E sabe como são as coisas… Chegamos lá, demos de cara com o Rodrigo, com o Pratinha, com o Bruno, bela figura que trabalha na livraria, começamos a pedir chope no bar da esquina – ah, as coisas que só no Rio de Janeiro… – e eu fui curtindo violentamente estar ali, sentado à mesa, jogando conversa fora, quando tive uma idéia, como que num presságio de bons ventos, e propus:

– Rodrigo, Pratinha… Vamos armar um troço sábado que vem aqui? A gente chega cedo, bebe, faz um samba… Vamos?

E o Rodrigo, de folha-seca:

– Sábado que vem eu de folga. Dia 16 pode ser. Fechado?

Um brinde e deixamos, os três, o programa marcado.

Daí fomos convocando gente.

E chegou o dia 16.

Cheguei eu ao meio-dia e já dei de cara com o Pratinha, com a Dani – não a minha, não a minha! -, com a Betinha, com o Flavinho, e foram chegando o Fefê, a Brinco, o Simas, a Cândida, a Sorriso Maracanã, o Janir, a Karen, e chegou o Moacyr Luz, convocado pelo Pratinha, e chegou o Alex, chegou a Márcia, o Fraga, a Renatinha, o Carlos, e a mesa estava formada, na rua, quase diante da livraria, na esquina do Casual, de onde chegavam carradas de chope.

Pratinha, Simas e Moacyr Luz

Que o Moacyr Luz é um sujeito generoso com o violão nas mãos é fato.

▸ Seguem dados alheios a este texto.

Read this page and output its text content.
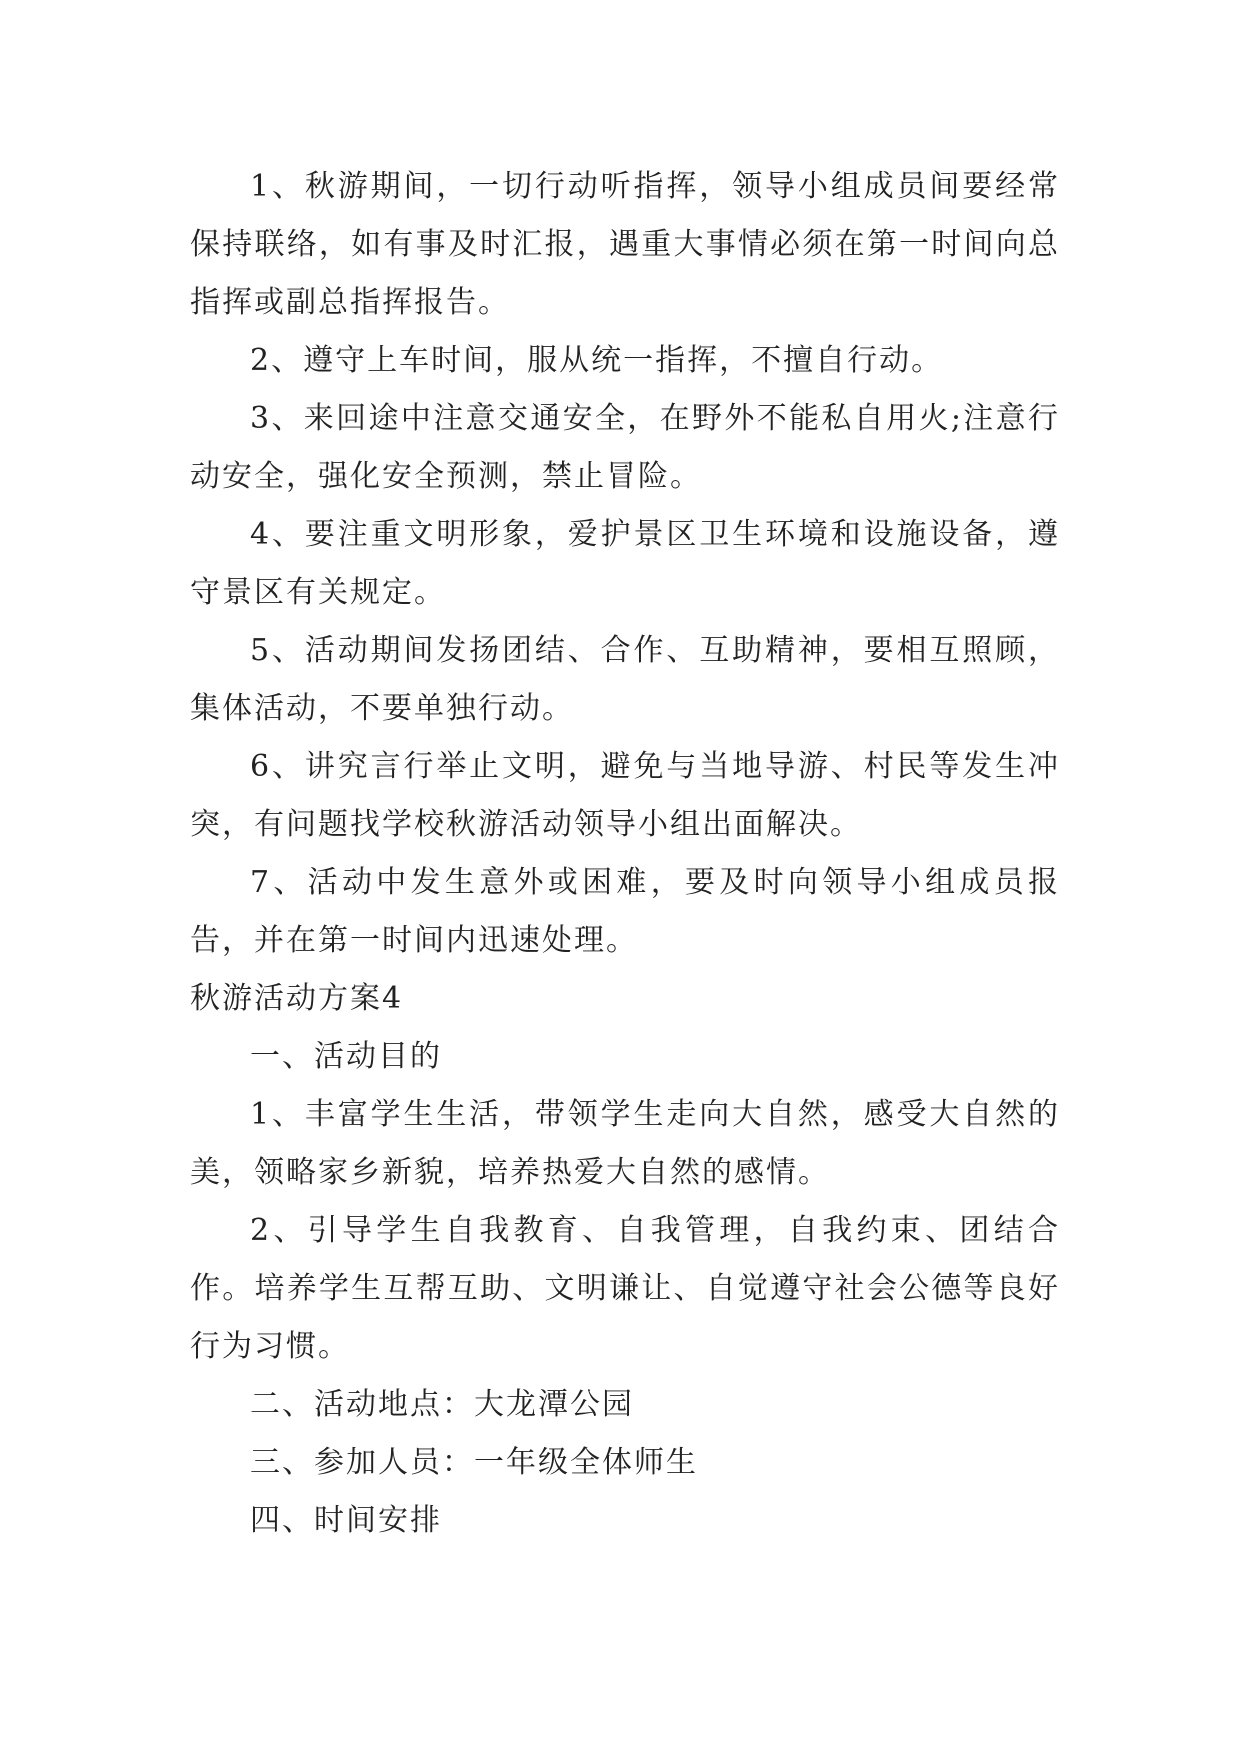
1、秋游期间，一切行动听指挥，领导小组成员间要经常保持联络，如有事及时汇报，遇重大事情必须在第一时间向总指挥或副总指挥报告。

2、遵守上车时间，服从统一指挥，不擅自行动。

3、来回途中注意交通安全，在野外不能私自用火;注意行动安全，强化安全预测，禁止冒险。

4、要注重文明形象，爱护景区卫生环境和设施设备，遵守景区有关规定。

5、活动期间发扬团结、合作、互助精神，要相互照顾，集体活动，不要单独行动。

6、讲究言行举止文明，避免与当地导游、村民等发生冲突，有问题找学校秋游活动领导小组出面解决。

7、活动中发生意外或困难，要及时向领导小组成员报告，并在第一时间内迅速处理。

秋游活动方案4

一、活动目的

1、丰富学生生活，带领学生走向大自然，感受大自然的美，领略家乡新貌，培养热爱大自然的感情。

2、引导学生自我教育、自我管理，自我约束、团结合作。培养学生互帮互助、文明谦让、自觉遵守社会公德等良好行为习惯。

二、活动地点：大龙潭公园

三、参加人员：一年级全体师生

四、时间安排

Mas naquele sábado, e quero testemunhas de que estou sendo preciso do início ao fim, o Môa estava especialmente tocado.

Foi desfiando, como um tecedor sabedor de sua responsabilidade, obra-prima atrás de obra-prima, acompanhado pelo cavaquinho do Simas, que o Pratinha também tocou, e pelo 7 cordas do monstro de 18 anos de idade.

Mostrou as obras-primas já consagradas, e deu de mostrar as inéditas, com o Sereno, com o Hermínio, e o que dizer quando o côro cantava junto “Rua do Carmo, Uruguaiana, Ouvidor, são pontes de safena pra tamanho amor…”????? E o que dizer quando, na volta do mesmo samba, neguinho de olhos marejados cantava “Deus desenhou meu coração de um jeito igualzinho ao velho Centro do Rio, são tantos pontos de luz…”?????

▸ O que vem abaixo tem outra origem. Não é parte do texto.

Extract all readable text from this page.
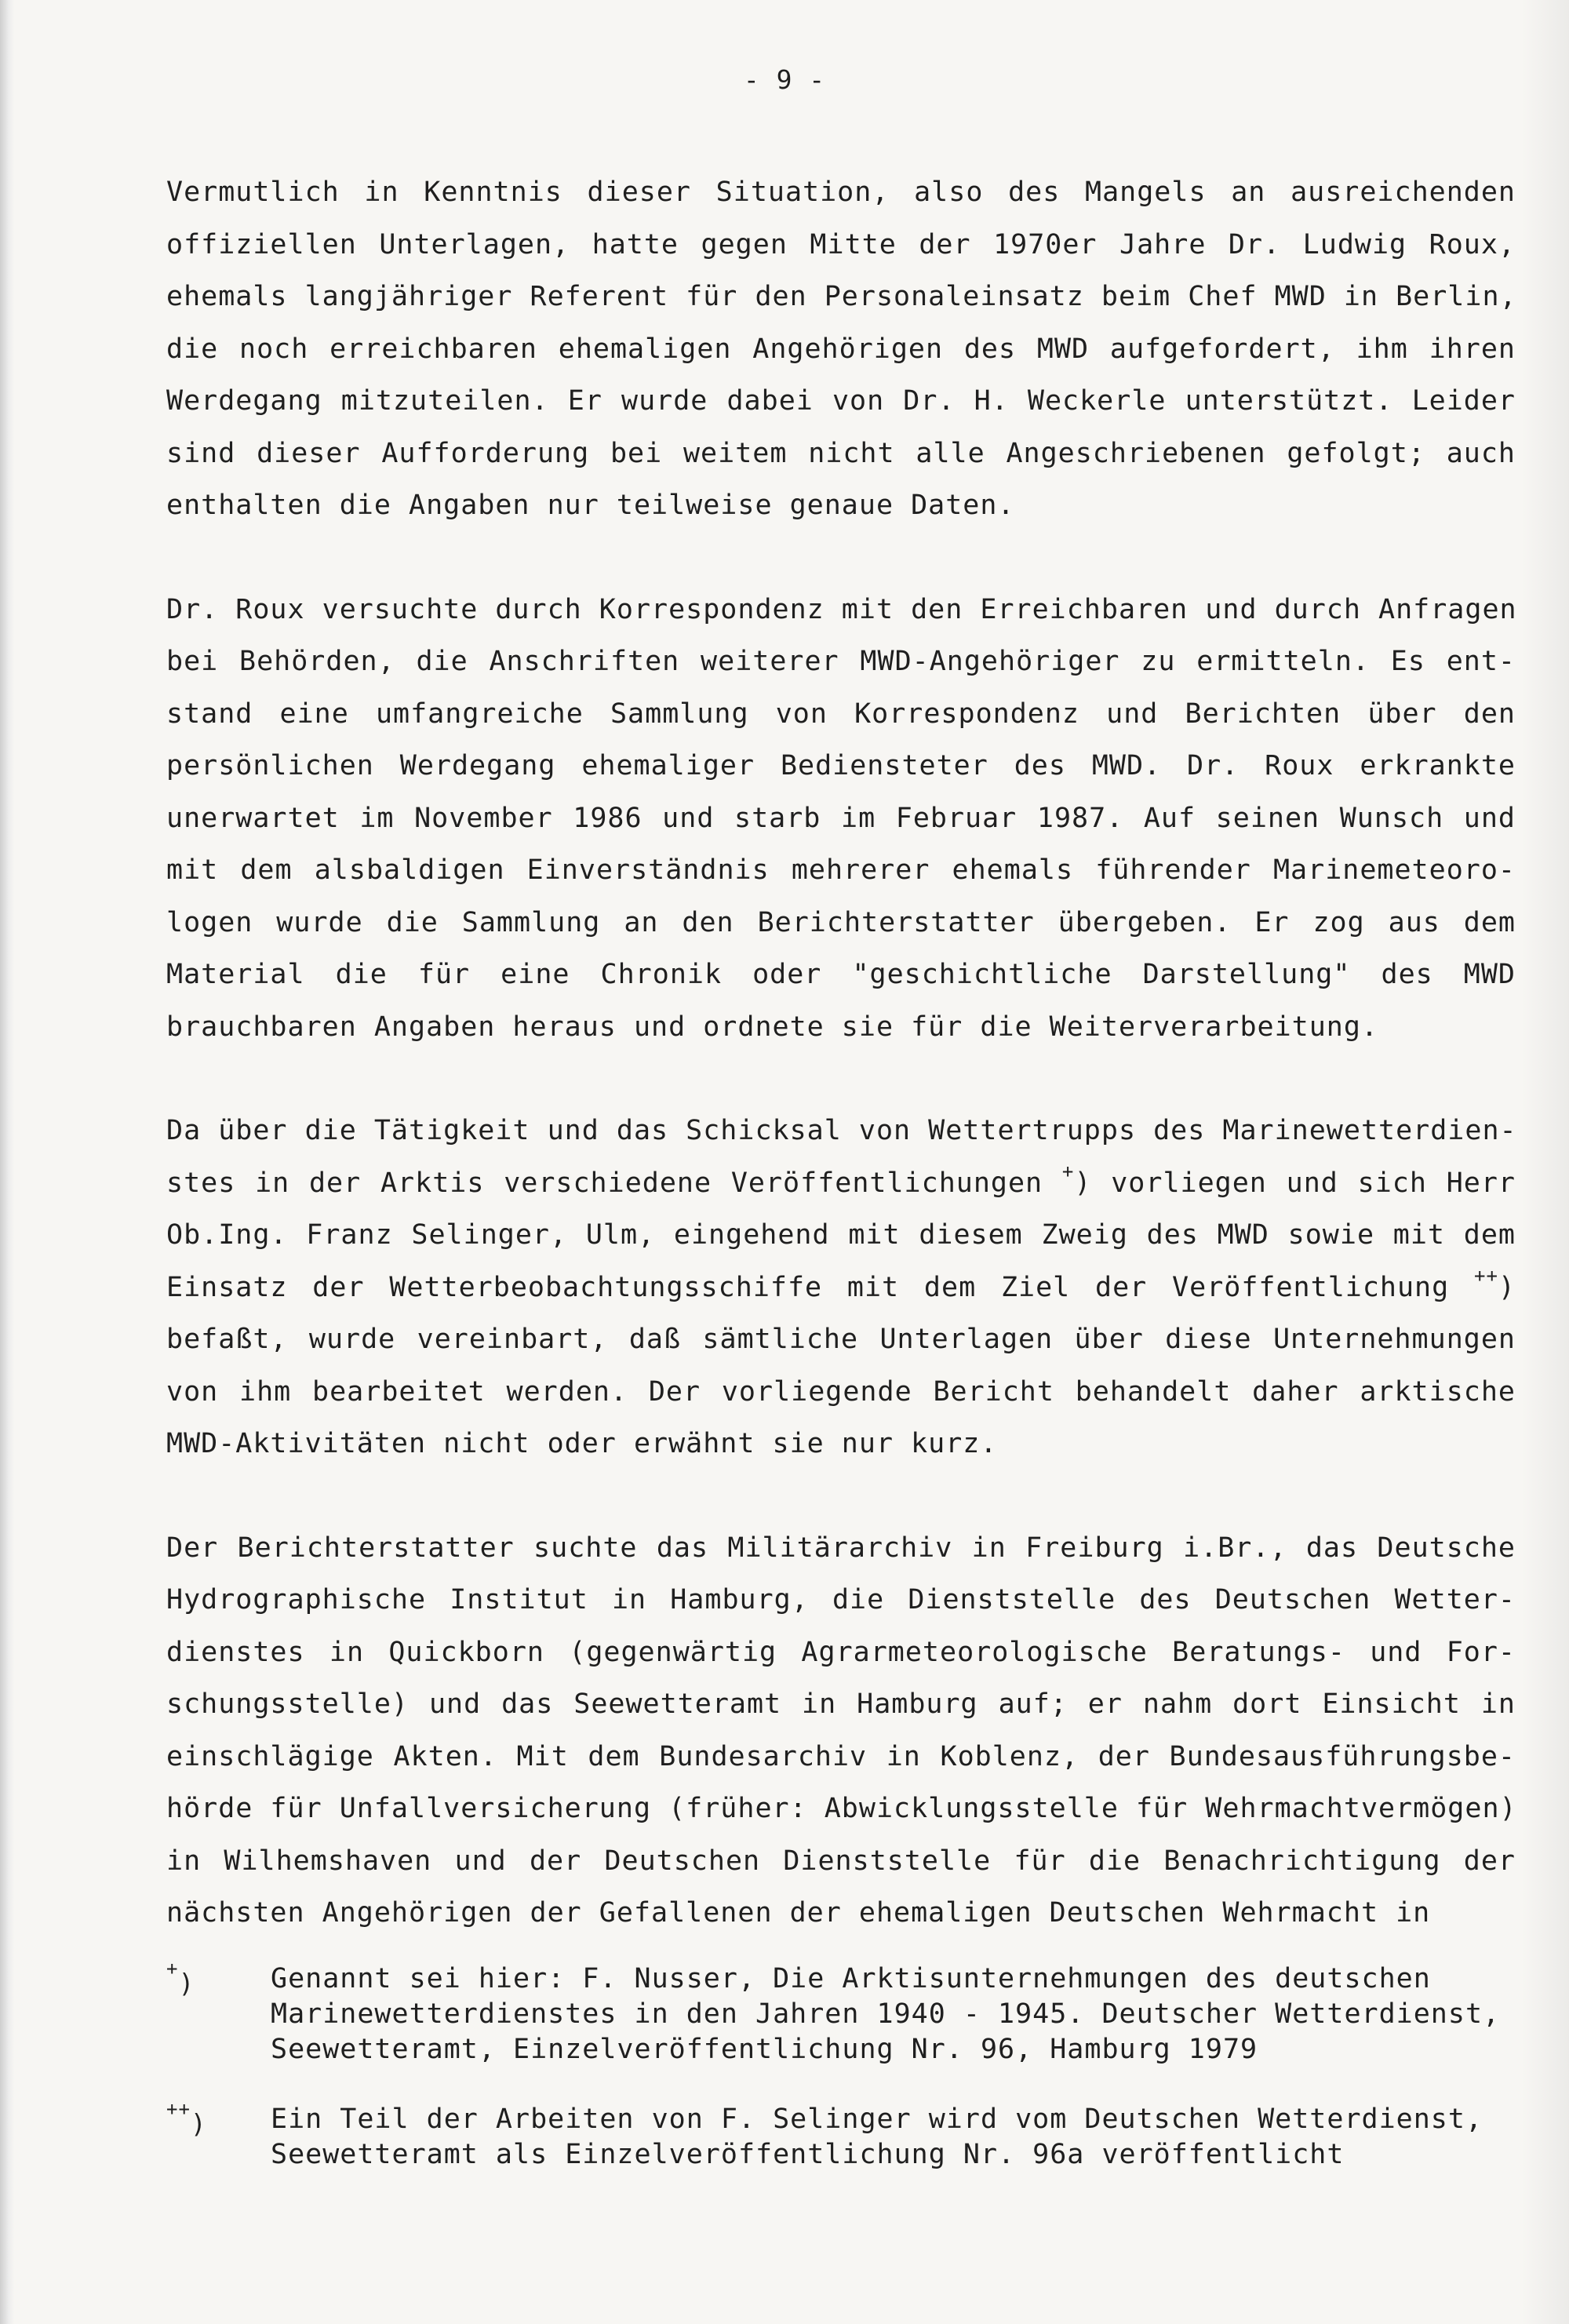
- 9 -
Vermutlich in Kenntnis dieser Situation, also des Mangels an ausreichenden
offiziellen Unterlagen, hatte gegen Mitte der 1970er Jahre Dr. Ludwig Roux,
ehemals langjähriger Referent für den Personaleinsatz beim Chef MWD in Berlin,
die noch erreichbaren ehemaligen Angehörigen des MWD aufgefordert, ihm ihren
Werdegang mitzuteilen. Er wurde dabei von Dr. H. Weckerle unterstützt. Leider
sind dieser Aufforderung bei weitem nicht alle Angeschriebenen gefolgt; auch
enthalten die Angaben nur teilweise genaue Daten.
Dr. Roux versuchte durch Korrespondenz mit den Erreichbaren und durch Anfragen
bei Behörden, die Anschriften weiterer MWD-Angehöriger zu ermitteln. Es ent-
stand eine umfangreiche Sammlung von Korrespondenz und Berichten über den
persönlichen Werdegang ehemaliger Bediensteter des MWD. Dr. Roux erkrankte
unerwartet im November 1986 und starb im Februar 1987. Auf seinen Wunsch und
mit dem alsbaldigen Einverständnis mehrerer ehemals führender Marinemeteoro-
logen wurde die Sammlung an den Berichterstatter übergeben. Er zog aus dem
Material die für eine Chronik oder "geschichtliche Darstellung" des MWD
brauchbaren Angaben heraus und ordnete sie für die Weiterverarbeitung.
Da über die Tätigkeit und das Schicksal von Wettertrupps des Marinewetterdien-
stes in der Arktis verschiedene Veröffentlichungen +) vorliegen und sich Herr
Ob.Ing. Franz Selinger, Ulm, eingehend mit diesem Zweig des MWD sowie mit dem
Einsatz der Wetterbeobachtungsschiffe mit dem Ziel der Veröffentlichung ++)
befaßt, wurde vereinbart, daß sämtliche Unterlagen über diese Unternehmungen
von ihm bearbeitet werden. Der vorliegende Bericht behandelt daher arktische
MWD-Aktivitäten nicht oder erwähnt sie nur kurz.
Der Berichterstatter suchte das Militärarchiv in Freiburg i.Br., das Deutsche
Hydrographische Institut in Hamburg, die Dienststelle des Deutschen Wetter-
dienstes in Quickborn (gegenwärtig Agrarmeteorologische Beratungs- und For-
schungsstelle) und das Seewetteramt in Hamburg auf; er nahm dort Einsicht in
einschlägige Akten. Mit dem Bundesarchiv in Koblenz, der Bundesausführungsbe-
hörde für Unfallversicherung (früher: Abwicklungsstelle für Wehrmachtvermögen)
in Wilhemshaven und der Deutschen Dienststelle für die Benachrichtigung der
nächsten Angehörigen der Gefallenen der ehemaligen Deutschen Wehrmacht in
+)	Genannt sei hier: F. Nusser, Die Arktisunternehmungen des deutschen
Marinewetterdienstes in den Jahren 1940 - 1945. Deutscher Wetterdienst,
Seewetteramt, Einzelveröffentlichung Nr. 96, Hamburg 1979
++)	Ein Teil der Arbeiten von F. Selinger wird vom Deutschen Wetterdienst,
Seewetteramt als Einzelveröffentlichung Nr. 96a veröffentlicht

Moacyr Luz em 16 de setembro de 2006

Escrevíamos, ali, naquela esquina, uma página na história da cidade, tão combalida, e hoje disputada a tapa por sujeitos que merecem tapas na cara como Sérgio Cabral – o filho -, Crivella e Denise Frossard (não vão em negrito, tais nomes, de propósito). Havia, entre os presentes, a consciência da beleza contemporânea que a todos envolvia, numa espécie de missa campal, ao lado da Igreja de Nossa Senhora da Lapa dos Mercadores, em festa naquele sábado sagrado e profano.

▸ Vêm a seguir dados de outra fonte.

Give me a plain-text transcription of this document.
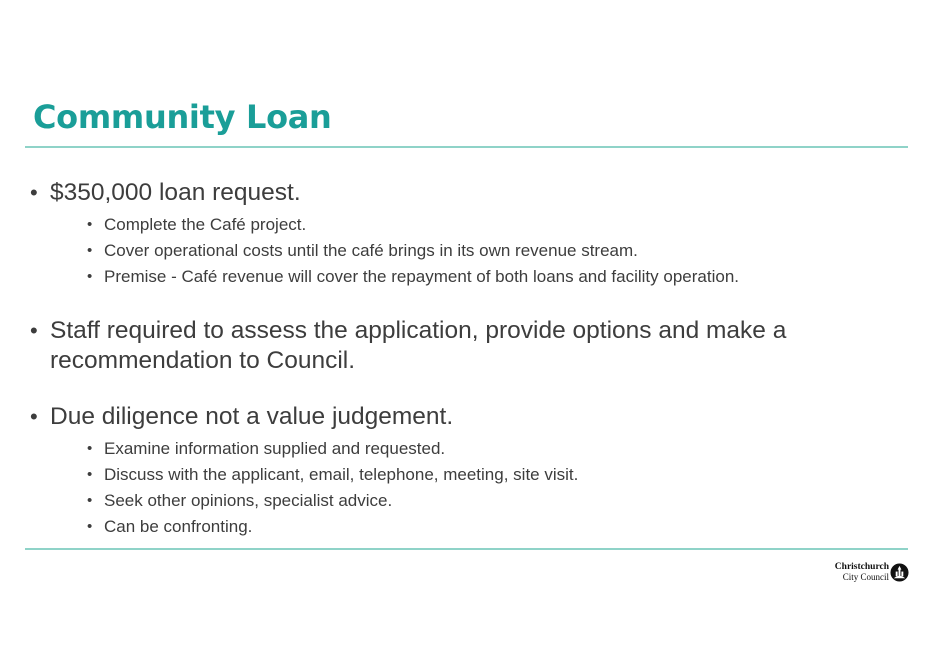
Community Loan
• $350,000 loan request.
• Complete the Café project.
• Cover operational costs until the café brings in its own revenue stream.
• Premise - Café revenue will cover the repayment of both loans and facility operation.
• Staff required to assess the application, provide options and make a recommendation to Council.
• Due diligence not a value judgement.
• Examine information supplied and requested.
• Discuss with the applicant, email, telephone, meeting, site visit.
• Seek other opinions, specialist advice.
• Can be confronting.
Christchurch
City Council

A certa altura, abusando, eu pedi:

– Moacyr… Mostra aquela que você fez pro teu pai…

E ele mostrou.

Ele mostrou, e quando começou “Luzes acesas na minha memória… escuto o silêncio e sinto saudade da voz de meu pai…”, deu-se a danação coletiva das carpideiras.

O Simas guinchava, o Fraga gemia, o Prtainha chorava, o Rodrigo se esvaía, e transformamos em mar aquela esquina, dando cores de delírio ao que era e não era real.

Moacyr Luz em 16 de setembro de 2006

Eu senti, particular e intensamente, a falta do meu irmão paulista, meu mano Szegeri, tão afeito às nossas coisas, tão ligado ao Rio de Janeiro, tão carioca quanto todos nós que ali estávamos.

Liguei pra ele, que não me atendeu.

Atendeu-me a doce Stê.

Meu mano estava – não é coincidência – comandando roda de samba em São Paulo, comungando junto conosco – tenho certeza – no também sagrado espaço paulista que atende pelo nome de Ó do Borogodó, onde tu nunca tá só e tá sempre protegido, como São Jorge falou.

Deixo pra ele, Szegeri, a quem dedico – não tardiamente, eis que as mágicas do sábado permitem esses dribles – a tarde de 16 de setembro de 2006, primeiro capítulo de uma História, maiúscula, que está apenas começando.

Até.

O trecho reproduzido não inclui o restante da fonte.